Главный жрец, не меняя своего лежачего положения, повернул голову и, показывая на ружье, сказал:
— Убери его! Убери его!
Я приставил ружье к стене. Только после этого Арики приподнялся и взглянул через дверь.
— Ну? Что скажешь?
— Вижу, что пакеги говорит правду, — мрачно пробормотал он.
Спустя некоторое время, поуспокоившись, он спросил, как называется эта «стрела» на языке пакеги.
— Ружье, — ответил я.
— Сколько ружей имеют пакеги?
Я показал ему все пальцы на обеих руках.
— Леон-до.
О трех охотничьих ружьях я умолчал.
— А сколько получит Арики? — спросил главный жрец.
— Не знаю. Все ружья вон того пакеги, — кивнул я в сторону Смита.
— Нет, все ружья будут табу[19], — заявил Арики.
Я объяснил главному жрецу, что по обычаям пакеги все, что мы перенесли с яхты, принадлежит Смиту. Арики ощетинился. Он заявил, что тут обычаи пакеги выеденного яйца не стоят. У племени свои обычаи, и все должны их соблюдать. И пакеги... Почему мы поторопились перевезти все в мою хижину? Почему мы его не спросили?
— Пакеги не виноваты, — вмешался Боамбо. — Я велел перенести все в либу орованду.
— А почему со мной не посоветовался? — прошипел Арики.
— Потому что ты спал как мертвый.
— Как мертвый! — воскликнул Арики. — Ты бы хотел, чтобы я умер, но Дао опять меня оживил. Да я было умер и опять ожил! Ты от меня не отделаешься! Вот возьму все ружья!

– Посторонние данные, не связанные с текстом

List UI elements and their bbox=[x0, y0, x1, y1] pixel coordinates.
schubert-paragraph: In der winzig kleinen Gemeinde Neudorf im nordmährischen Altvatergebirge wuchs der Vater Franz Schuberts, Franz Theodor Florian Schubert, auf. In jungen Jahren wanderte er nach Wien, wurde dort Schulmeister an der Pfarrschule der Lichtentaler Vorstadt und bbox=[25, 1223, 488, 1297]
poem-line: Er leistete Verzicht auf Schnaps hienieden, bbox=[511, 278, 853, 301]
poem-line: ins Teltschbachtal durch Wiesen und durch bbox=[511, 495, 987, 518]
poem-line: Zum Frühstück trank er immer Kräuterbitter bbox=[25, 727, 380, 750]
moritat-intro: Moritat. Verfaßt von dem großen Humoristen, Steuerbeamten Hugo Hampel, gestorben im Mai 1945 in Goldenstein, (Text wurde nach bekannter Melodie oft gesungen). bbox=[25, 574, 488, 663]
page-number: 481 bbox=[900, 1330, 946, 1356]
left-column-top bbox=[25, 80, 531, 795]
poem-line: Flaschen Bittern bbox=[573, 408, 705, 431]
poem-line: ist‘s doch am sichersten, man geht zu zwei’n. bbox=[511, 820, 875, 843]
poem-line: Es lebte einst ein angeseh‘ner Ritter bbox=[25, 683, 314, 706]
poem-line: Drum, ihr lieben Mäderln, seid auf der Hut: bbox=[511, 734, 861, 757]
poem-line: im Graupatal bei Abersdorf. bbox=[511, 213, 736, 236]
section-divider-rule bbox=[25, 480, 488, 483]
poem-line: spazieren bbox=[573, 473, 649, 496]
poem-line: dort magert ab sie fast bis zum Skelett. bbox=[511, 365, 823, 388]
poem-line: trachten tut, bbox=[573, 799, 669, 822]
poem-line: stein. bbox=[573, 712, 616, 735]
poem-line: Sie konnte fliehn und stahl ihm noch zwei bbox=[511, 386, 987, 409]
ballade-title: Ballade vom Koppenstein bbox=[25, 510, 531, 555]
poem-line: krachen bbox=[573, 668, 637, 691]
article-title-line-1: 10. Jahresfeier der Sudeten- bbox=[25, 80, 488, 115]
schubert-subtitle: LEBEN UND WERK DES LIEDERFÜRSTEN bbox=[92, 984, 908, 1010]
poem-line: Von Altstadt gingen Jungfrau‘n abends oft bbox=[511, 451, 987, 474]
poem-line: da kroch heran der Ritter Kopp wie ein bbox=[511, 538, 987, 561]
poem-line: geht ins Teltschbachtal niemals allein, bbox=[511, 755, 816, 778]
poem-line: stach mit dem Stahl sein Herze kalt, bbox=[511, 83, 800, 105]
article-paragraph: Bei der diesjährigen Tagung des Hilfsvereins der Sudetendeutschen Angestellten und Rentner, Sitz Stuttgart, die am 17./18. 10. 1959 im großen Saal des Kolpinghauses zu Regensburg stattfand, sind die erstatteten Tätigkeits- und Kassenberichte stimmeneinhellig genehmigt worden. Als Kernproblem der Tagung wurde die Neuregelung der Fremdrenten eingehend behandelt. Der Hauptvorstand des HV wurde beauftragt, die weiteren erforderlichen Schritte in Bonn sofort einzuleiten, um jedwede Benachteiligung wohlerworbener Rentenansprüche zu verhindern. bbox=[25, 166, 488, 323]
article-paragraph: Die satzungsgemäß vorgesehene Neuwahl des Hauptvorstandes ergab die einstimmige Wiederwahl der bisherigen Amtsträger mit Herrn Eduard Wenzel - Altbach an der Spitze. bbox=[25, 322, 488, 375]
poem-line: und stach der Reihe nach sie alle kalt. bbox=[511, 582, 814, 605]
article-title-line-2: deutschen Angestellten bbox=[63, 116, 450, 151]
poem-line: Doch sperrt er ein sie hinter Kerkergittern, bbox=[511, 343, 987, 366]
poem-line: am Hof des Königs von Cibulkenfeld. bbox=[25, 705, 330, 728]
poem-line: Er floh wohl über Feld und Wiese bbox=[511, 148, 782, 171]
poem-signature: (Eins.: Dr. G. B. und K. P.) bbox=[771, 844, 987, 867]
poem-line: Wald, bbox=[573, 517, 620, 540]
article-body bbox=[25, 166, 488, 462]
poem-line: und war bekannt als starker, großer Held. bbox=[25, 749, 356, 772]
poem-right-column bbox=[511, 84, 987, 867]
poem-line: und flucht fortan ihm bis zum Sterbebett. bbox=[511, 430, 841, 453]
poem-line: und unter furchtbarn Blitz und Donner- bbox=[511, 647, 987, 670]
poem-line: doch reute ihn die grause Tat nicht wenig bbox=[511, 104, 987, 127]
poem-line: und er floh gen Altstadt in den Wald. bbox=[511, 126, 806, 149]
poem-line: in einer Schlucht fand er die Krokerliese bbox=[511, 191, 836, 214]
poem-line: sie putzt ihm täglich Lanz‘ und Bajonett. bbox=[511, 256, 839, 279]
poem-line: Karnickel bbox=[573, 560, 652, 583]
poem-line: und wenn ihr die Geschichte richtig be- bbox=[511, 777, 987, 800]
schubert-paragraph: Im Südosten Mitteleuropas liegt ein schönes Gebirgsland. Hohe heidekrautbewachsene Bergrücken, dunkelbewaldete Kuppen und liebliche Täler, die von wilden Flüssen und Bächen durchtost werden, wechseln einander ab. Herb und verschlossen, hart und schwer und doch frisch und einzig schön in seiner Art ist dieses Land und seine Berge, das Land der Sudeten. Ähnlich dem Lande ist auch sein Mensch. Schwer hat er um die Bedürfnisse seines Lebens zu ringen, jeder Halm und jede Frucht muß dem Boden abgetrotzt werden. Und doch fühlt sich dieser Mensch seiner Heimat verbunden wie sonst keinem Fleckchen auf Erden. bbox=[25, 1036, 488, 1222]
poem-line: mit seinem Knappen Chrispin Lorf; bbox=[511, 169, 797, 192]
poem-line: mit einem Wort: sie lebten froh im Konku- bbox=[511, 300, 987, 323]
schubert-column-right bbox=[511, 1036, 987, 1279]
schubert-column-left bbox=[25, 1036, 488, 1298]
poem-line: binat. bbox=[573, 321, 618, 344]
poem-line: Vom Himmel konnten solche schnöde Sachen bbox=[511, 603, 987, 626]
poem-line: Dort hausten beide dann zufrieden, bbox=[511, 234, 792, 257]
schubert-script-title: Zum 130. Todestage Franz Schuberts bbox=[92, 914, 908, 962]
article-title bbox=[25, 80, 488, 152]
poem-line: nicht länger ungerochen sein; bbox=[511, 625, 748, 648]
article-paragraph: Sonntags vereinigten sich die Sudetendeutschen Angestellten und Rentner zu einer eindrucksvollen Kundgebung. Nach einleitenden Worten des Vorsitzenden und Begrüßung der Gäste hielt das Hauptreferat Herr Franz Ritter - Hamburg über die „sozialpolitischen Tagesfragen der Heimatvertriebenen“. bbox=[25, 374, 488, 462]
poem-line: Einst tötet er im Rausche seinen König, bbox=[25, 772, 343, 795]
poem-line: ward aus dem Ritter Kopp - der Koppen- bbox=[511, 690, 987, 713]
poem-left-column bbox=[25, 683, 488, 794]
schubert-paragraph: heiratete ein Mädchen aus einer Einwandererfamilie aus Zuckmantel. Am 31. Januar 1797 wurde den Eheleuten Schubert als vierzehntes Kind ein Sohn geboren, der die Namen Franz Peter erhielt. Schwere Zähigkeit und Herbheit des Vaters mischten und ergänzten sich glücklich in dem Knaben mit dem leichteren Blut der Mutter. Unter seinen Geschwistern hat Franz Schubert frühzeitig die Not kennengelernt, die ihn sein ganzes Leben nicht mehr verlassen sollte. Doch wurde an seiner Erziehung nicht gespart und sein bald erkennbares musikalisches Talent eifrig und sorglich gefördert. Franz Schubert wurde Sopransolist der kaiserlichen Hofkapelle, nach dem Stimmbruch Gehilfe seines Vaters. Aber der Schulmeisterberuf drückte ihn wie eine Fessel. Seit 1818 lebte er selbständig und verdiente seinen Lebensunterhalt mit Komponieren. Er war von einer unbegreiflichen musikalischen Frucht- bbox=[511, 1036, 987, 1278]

Все!
— Зачем Арики так много ружей? — изумился Боамбо.
— Я их брошу в Большую воду. Они опасны. Ими можно уничтожить все племя.
— Арики не говорит как рапуо, — упрекнул его Боамбо. — Кто уничтожит наше племя? Нет такого человека. Мы дадим ружья лучшим охотникам. Во время большой охоты они убьют много кро-кро.
Арики ничего не ответил.
Смит с напряженным вниманием прислушивался к разговору, не понимая ни слова, а когда вождь и главный жрец замолчали, спросил меня, о чем они спорят.
— О дележе вашего имущества, — усмехнулся я.
Смит сообразил в чем дело и моментально достал бутылку коньяку. Глаза главного жреца сверкнули.
— Я только его попробую, — пробормотал он и опрокинул бутылку. Коньяк весело забулькал в его горле. Осушив полбутылки, главный жрец передал ее Боамбо, сказав, облизывая губы: — Тацири! Пакеги — умные люди. Я только одного хочу от них: чтобы они меня слушали.